I personally bought one of these machines in about 1988 when they were being flogged off cheap at Dixons. I remember buying it from the Ashton-Under Lyne, Tameside branch and using it for college work with BBC basic and a Citizen 80 col colour dot matrix printer. I think I paid £200 for it!
I bought almost everything I could for it. Every edition of the Einstein User magazine, the Speculator (Spectrum Emulator), a microswitched joystick, oodles of games and application discs, but I never had the colour/mono monitor!
Foolishly I gave it all away because I had (at the time) outgrown it, or got bored with anything other than PC’s.

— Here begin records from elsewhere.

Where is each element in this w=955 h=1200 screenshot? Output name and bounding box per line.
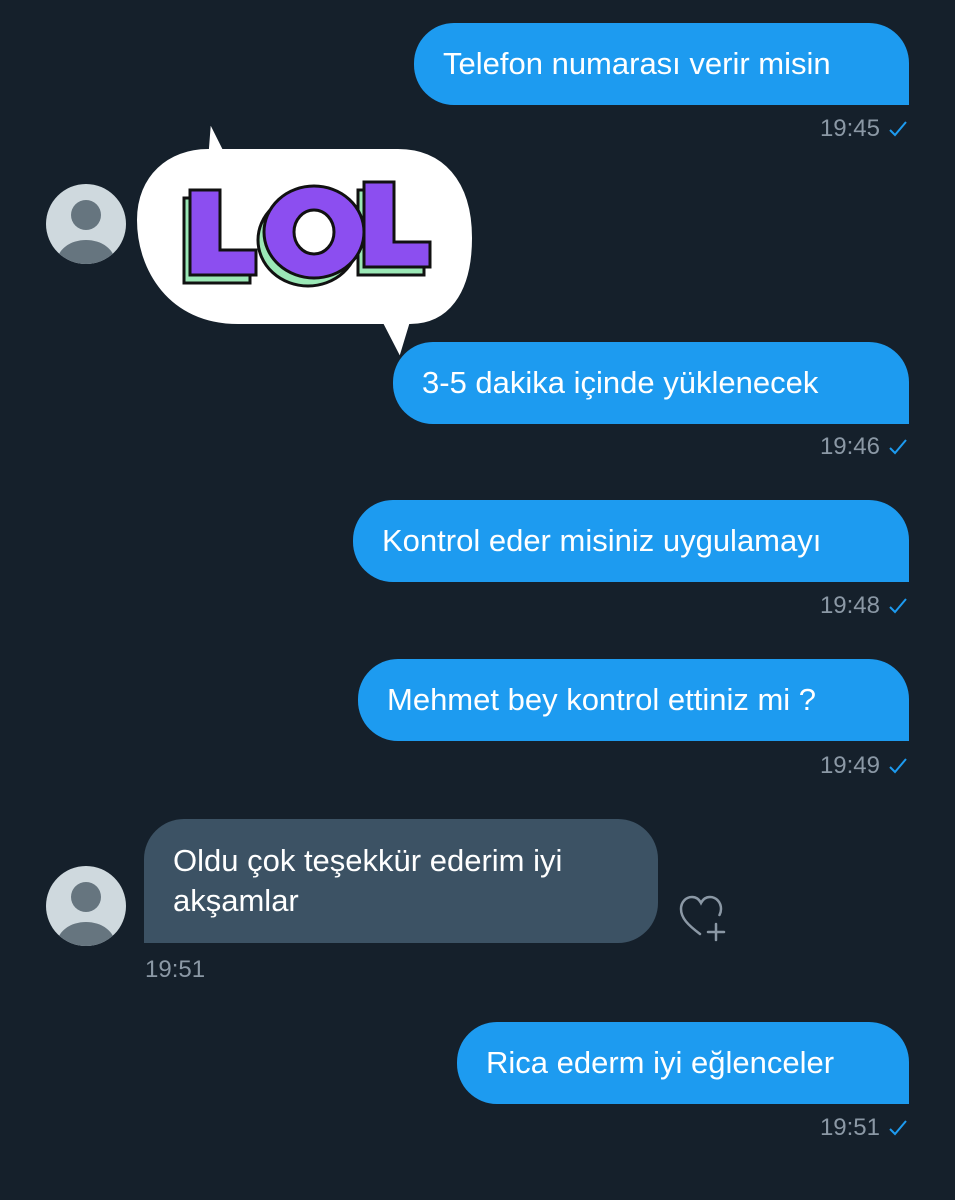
message-text: Oldu çok teşekkür ederim iyi akşamlar <box>173 843 563 918</box>
message-timestamp: 19:46 <box>819 433 880 460</box>
default-avatar-icon <box>57 200 115 264</box>
message-meta: 19:51 <box>820 1114 908 1142</box>
message-text: Rica ederm iyi eğlenceler <box>486 1045 835 1080</box>
message-meta: 19:45 <box>820 115 908 143</box>
outgoing-message[interactable]: Mehmet bey kontrol ettiniz mi ? <box>358 659 909 741</box>
check-icon <box>889 758 907 774</box>
message-timestamp: 19:51 <box>819 1114 880 1141</box>
outgoing-message[interactable]: 3-5 dakika içinde yüklenecek <box>393 342 909 424</box>
message-meta: 19:51 <box>145 956 205 984</box>
check-icon <box>889 121 907 137</box>
message-timestamp: 19:51 <box>145 956 206 983</box>
default-avatar-icon <box>57 882 115 946</box>
check-icon <box>889 598 907 614</box>
message-text: Mehmet bey kontrol ettiniz mi ? <box>387 682 817 717</box>
dm-conversation: { "messages": [ {"text": "Telefon numara… <box>0 0 955 1200</box>
check-icon <box>889 1120 907 1136</box>
check-icon <box>889 439 907 455</box>
heart-plus-icon[interactable] <box>678 894 732 942</box>
message-text: 3-5 dakika içinde yüklenecek <box>422 365 819 400</box>
outgoing-message[interactable]: Rica ederm iyi eğlenceler <box>457 1022 909 1104</box>
message-text: Kontrol eder misiniz uygulamayı <box>382 523 822 558</box>
outgoing-message[interactable]: Telefon numarası verir misin <box>414 23 909 105</box>
message-meta: 19:49 <box>820 752 908 780</box>
message-text: Telefon numarası verir misin <box>443 46 831 81</box>
outgoing-message[interactable]: Kontrol eder misiniz uygulamayı <box>353 500 909 582</box>
message-meta: 19:46 <box>820 433 908 461</box>
message-meta: 19:48 <box>820 592 908 620</box>
incoming-message[interactable]: Oldu çok teşekkür ederim iyi akşamlar <box>144 819 658 943</box>
message-timestamp: 19:45 <box>819 115 880 142</box>
message-timestamp: 19:49 <box>819 752 880 779</box>
message-timestamp: 19:48 <box>819 592 880 619</box>
sender-avatar[interactable] <box>46 184 126 264</box>
sender-avatar[interactable] <box>46 866 126 946</box>
lol-sticker[interactable] <box>128 118 478 361</box>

Now I have it back in my life again! 🙂
Tatung Einstein – A ‘brief’ history – There is not really much available online about it’s life in the 80s!

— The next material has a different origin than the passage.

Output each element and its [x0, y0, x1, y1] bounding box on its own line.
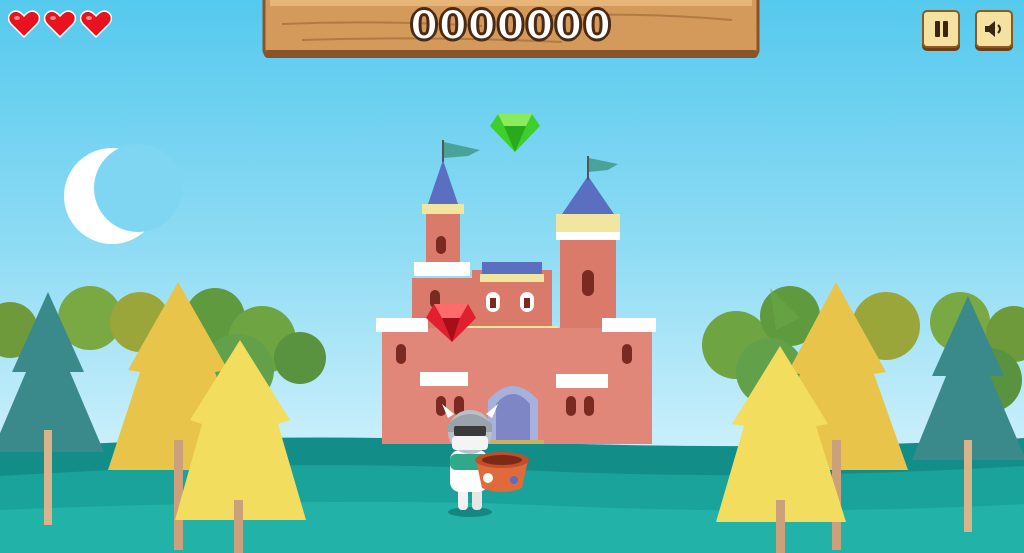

The text below is taken from various web sites related to the Einstein – I have trawled ‘The Way Back Machine’ for old cached web sites for information! (If its wrong … don’t blame me!)
Early development of the Tatung Einstein took place at Tatung UK’s technical laboratory in Bradford (West Yorkshire) before production began at its factory in Telford.
They produced a large, very well built, reasonably priced (for the specification) machine using the very popular Z80A processor running at an impressive 4MHz, supported by an equally impressive 80K of RAM, of which a generous 16K was devoted solely to the display.
Outputs to TV and RGB were provided, along with standard serial and centronics printer ports, two joystick connectors and the “Tatung Pipe” which directly accessed the 8-Bit data bus.
Tatung Einstein TC01
The Tatung Einstein was an 8-Bit home computer produced by the Taiwanese corporation Tatung. It was aimed primarily at the small busines market and was never marketed as a classic gaming machine.
The system also included a built-in 3″ disk drive, with space for a second optional drive – a very impressive package built in a large case with a sunken top case for the monitor to stand in.
It was more expensive than most of its rivals, and really lacked an obvious niche market other than technically advanced home programmers (it was suitable for people fluent in machine code and ‘binary load lifters’).
Most 8-bit games were written on Einsteins then ported across to Spectrum Amstrads BBC. The irony is that these were used to develop software for the C64 and Sinclair!!
There is a quote on another site speaking to the idea that at some time or other just about every game developer in the Northwest of England was using one of these to develop stuff for other computers, connecting up cables for the C64 and Amstrad, then readying software on those devices to make them receive the code as the target system. The Einstein contributed enormously to the UK game development industry.